En 2009, on apporte des changements à la politique de promotion européenne en introduisant une nouvelle directive sur l’énergie renouvelable dans le cadre du « Paquet Énergie-Climat» qui va modifier, puis abroger la Directive 2003/30/CE. Cette nouvelle directive (2009/28/CE) est aussi appelée « Directive 20-20-20 » car elle fixe un objectif de 20 % de réduction des gaz à effet de serre et de remplacement de 20 % des carburants traditionnels par de l’énergie renouvelable dans la consommation énergétique totale de l’UE pour l’horizon 2020[24]. En ce qui concerne les biocarburants, la Commission européenne impose 10 % d’utilisation pour 2020.

De plus, dans le cadre du plan SET (Strategic Energy Technology), elle va favoriser l’utilisation de biocarburants de seconde génération qui ont l’avantage de ne pas provenir de denrées alimentaires mais de déchets organiques. Par ailleurs, il semblerait que les biocarburants de deuxième génération émettent moins de CO2 que ceux de première génération.

Production du biodiesel en France

Si Veolia[27] est en 2018 le plus gros producteur de biodiesel, avec plus de 20 000 t/an, de nouveaux acteurs apparaissent sur le marchĂ©. En 2016, les entreprises Suez et Total ont conclu un accord de partenariat pour 10 ans afin d'alimenter la future bioraffinerie du groupe Total[28].

En 2018, le marché français du biodiesel, longtemps dominé par des producteurs français comme Avril qui transforment essentiellement du colza, est sévèrement concurrencé par des importations massives de biodiesel argentin (à base de soja) et indonésien (à base d'huile de palme). Les importations de biodiesel ont représenté 2,8 à 2,9 millions de tonnes en 2018 alors que la production française est tombée à 1,7 million de tonnes sous l'effet de l'arrivée de ces carburants à prix cassés ; Avril, le leader du marché, a dû mettre ses cinq sites de production au chômage technique. La production de ces pays est largement subventionnée ; la filière biodiesel a déposé des plaintes pour dumping auprès de la Commission européenne. Les perspectives de croissance s'annoncent à terme compromises, car les essences et gazoles ont pratiquement atteint les limites d'incorporation de biocarburants fixés par la réglementation européenne pour limiter les problématiques d'usage des sols et de concurrence des matières premières avec les débouchés alimentaires. La programmation pluriannuelle de l'énergie prévoit de stabiliser le taux d'incorporation des biocarburants de première génération à 7 % pour la prochaine décennie ; la part des biocarburants avancés, « élaborés à partir de déchets, de résidus ou de matières premières non alimentaires » devra être multipliée par 12 pour l'essence et par neuf pour le diesel d'ici à 2028[29].

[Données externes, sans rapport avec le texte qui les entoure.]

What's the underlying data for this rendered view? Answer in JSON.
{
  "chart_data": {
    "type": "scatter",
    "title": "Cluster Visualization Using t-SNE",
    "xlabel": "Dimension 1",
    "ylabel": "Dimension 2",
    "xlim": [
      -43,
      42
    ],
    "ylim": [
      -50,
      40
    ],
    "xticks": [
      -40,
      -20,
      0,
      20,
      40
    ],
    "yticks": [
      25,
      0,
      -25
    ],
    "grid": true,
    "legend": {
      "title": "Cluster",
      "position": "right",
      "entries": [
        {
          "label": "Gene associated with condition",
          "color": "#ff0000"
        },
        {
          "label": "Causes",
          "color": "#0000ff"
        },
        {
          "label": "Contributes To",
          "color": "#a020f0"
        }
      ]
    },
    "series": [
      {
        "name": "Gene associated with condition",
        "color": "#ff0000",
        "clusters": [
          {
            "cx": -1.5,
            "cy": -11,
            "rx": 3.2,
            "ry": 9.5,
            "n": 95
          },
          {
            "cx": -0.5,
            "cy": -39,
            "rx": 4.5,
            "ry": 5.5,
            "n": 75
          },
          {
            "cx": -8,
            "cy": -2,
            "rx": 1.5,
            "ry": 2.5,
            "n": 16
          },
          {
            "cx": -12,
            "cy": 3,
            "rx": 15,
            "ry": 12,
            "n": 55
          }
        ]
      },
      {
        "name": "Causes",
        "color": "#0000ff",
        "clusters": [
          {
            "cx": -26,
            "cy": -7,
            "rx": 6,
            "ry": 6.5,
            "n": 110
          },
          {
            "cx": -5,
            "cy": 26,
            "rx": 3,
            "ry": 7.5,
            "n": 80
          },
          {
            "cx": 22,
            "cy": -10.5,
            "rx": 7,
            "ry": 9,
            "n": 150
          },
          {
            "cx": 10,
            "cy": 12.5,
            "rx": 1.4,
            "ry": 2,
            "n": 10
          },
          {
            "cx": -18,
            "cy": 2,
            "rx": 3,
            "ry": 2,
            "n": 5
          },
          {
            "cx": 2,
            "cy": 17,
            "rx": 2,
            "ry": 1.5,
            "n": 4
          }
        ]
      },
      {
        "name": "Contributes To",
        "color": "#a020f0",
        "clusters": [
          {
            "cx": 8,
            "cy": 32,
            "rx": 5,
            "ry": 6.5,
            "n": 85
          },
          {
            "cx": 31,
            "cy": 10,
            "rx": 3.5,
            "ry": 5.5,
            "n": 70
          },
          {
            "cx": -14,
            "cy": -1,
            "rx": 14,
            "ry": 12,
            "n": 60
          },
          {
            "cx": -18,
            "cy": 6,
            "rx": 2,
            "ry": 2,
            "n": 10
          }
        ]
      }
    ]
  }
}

Production de biodiesel au Japon

Des entreprises japonaises produisent du biodiesel, notamment euglena (entreprise) qui produit du biodiesel depuis 2015 à base d'euglena[30] - [31]. Ce type de biodiesel, fabriqué à base d'algue, ou appelé de 3ème génération, a un impact environnemental moins important que ceux dits de première génération[32].

Traitement des huiles usagées

Les huiles alimentaires usagées peuvent être converties en biodiesel, et ainsi être réutilises.

Avantages

Les agrocarburants permettent aux pays qui les produisent de devenir moins dépendants sur le plan énergétique. Par ailleurs, la production de biodiesel est source de création d'emplois.

En Europe, et tout particulièrement en France, la part des véhicules Diesel dans le parc automobile progresse au détriment des véhicules essence. Le Diester qui se substitue au gazole permet donc de réduire les importations de gazole et d’améliorer la balance commerciale de la France, tout en évitant des rejets de CO2 dans l'atmosphère. La stratégie de réduction de la dépendance énergétique de la France se justifie d’autant plus depuis les hausses des cours du pétrole.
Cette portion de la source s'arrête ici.